Fischer claims that Frankfurt-examples show that we can have guidance control without regulative control. That is, we can be free in one sense even if we are not in another. Here is his example.
In any case, Jones goes into the voting booth, deliberates in the "normal" way, and chooses to vote for the Democrat. On the basis of this choice, Jones votes for the Democrat. Unbeknownst to Jones, he has a chip in his brain that allows a very nice and highly progressive neurosurgeon (Black) to monitor his brain. The neurosurgeon wants Jones to vote for the Democrat, and if she sees that Jones is about to do so, she does not intervene in any way -- she merely monitors the brain.
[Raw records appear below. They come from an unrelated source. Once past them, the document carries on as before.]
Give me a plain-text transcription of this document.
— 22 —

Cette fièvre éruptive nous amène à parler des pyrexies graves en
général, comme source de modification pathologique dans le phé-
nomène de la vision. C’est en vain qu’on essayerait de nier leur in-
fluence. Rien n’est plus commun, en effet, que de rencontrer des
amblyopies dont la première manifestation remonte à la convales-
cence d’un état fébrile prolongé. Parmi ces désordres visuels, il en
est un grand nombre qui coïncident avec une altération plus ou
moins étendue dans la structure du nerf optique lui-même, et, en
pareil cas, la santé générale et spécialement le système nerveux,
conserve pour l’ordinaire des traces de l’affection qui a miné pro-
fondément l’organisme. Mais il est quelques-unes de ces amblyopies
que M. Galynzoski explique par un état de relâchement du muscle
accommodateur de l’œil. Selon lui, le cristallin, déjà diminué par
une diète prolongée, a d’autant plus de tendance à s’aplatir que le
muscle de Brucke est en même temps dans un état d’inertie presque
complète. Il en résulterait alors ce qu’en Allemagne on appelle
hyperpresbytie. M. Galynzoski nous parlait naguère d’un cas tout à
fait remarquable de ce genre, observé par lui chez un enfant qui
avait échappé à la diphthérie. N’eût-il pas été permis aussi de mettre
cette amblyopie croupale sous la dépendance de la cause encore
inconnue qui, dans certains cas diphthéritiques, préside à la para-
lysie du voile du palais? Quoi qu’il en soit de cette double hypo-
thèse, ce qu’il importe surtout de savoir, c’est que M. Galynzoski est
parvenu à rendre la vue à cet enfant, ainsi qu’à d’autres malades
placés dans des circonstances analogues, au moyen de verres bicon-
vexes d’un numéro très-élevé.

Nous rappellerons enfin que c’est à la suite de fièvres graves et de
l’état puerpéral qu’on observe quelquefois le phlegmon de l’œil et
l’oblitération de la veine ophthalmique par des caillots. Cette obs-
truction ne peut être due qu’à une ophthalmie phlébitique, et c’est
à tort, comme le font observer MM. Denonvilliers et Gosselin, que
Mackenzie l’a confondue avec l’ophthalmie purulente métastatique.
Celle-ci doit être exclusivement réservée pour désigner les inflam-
If, on the other hand, the neurosurgeon sees that Jones is about to choose to vote for the Republican, she swings into action with her nifty electronic probe and stimulates Jones' brain in such a way as to ensure that he chooses to vote for the Democrat (and goes ahead and votes for the Democrat). Given the set-up, it seems that Jones freely chooses to vote for the Democrat and freely votes for the Democrat, although he could not have chosen or done otherwise: it seems that Jones exhibits guidance control of his vote, but he lacks regulative control over his choice and also his vote. (58)
Do you think the Frankfurt example is convincing? Why or why not?